From equipment failure and personal injuries to tornadoes and tropical storms, disasters happen, and any condominium association worth its salt knows that it needs to be prepared for a rainy day. Actually, even the most disreputable association worth zero salt is aware of this. And a great chunk of said preparation consists of insurance.
But with a vast array of coverage plans available at an equally expansive array of costs, how can a board decide what its community absolutely needs, what could be useful but isn’t a must-have, and what is entirely superfluous? Florida is famous for hurricanes, but earthquakes seem unlikely. California has the opposite problem. So some decisions are no-brainers. Others can keep a responsible board member up all night. Fortunately, there are kindly experts and thorough resources about that can help alleviate a board’s insurance-based woes.
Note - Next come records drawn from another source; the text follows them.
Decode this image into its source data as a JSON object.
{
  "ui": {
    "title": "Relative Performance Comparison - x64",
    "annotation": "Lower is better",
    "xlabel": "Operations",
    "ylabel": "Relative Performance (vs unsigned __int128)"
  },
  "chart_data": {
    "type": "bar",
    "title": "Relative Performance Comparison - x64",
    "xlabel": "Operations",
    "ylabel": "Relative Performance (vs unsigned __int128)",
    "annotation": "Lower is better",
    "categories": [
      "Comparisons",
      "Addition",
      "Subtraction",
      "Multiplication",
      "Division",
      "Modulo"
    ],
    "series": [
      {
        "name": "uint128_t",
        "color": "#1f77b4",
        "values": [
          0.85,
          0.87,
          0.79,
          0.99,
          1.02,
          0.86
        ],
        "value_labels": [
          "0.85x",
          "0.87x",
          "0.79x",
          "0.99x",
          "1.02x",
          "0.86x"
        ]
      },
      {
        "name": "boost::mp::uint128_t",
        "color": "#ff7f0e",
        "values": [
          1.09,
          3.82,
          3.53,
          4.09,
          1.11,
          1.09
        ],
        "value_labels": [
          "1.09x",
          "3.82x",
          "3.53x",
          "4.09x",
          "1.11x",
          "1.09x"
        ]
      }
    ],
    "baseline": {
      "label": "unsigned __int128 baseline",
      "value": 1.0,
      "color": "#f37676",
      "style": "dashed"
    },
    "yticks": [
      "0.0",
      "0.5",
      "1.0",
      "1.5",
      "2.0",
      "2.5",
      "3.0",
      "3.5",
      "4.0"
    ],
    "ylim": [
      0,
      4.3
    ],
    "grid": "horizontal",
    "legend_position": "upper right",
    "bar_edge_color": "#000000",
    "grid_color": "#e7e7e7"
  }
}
There are certain types of basic coverage that are more or less mandatory for a condominium association to obtain. Not because of any statute, necessarily, but because to do without would be entirely reckless, and open a board up to all types of strife down the line. The main two, according to Adam S. Collins, CIC, CIRMS, of Ian H. Graham Insurance—a major national firm with offices throughout the U.S., Canada and in Europe—are directors & officers insurance and general liability insurance.
“Directors & officers insurance is typically required in an association’s governing documents, but, if it isn’t, and the board members don’t have a policy in place to protect themselves, then they can be held personally liable regarding certain decisions,” says Collins. This coverage basically keeps the board safe from unsubstantiated claims of wrongdoing by residents for its day-to-day decisions; i.e. anything from what landscaper to hire to which ailing part of the property to fix first.
General liability insurance is often referred to as “slip-and-fall” by those in the know, as it covers an association should anyone get injured while on the premises. This type of insurance can also be a godsend should anyone attempt a fraudulent injury suit, saving a board from all sorts of legal and financial headaches.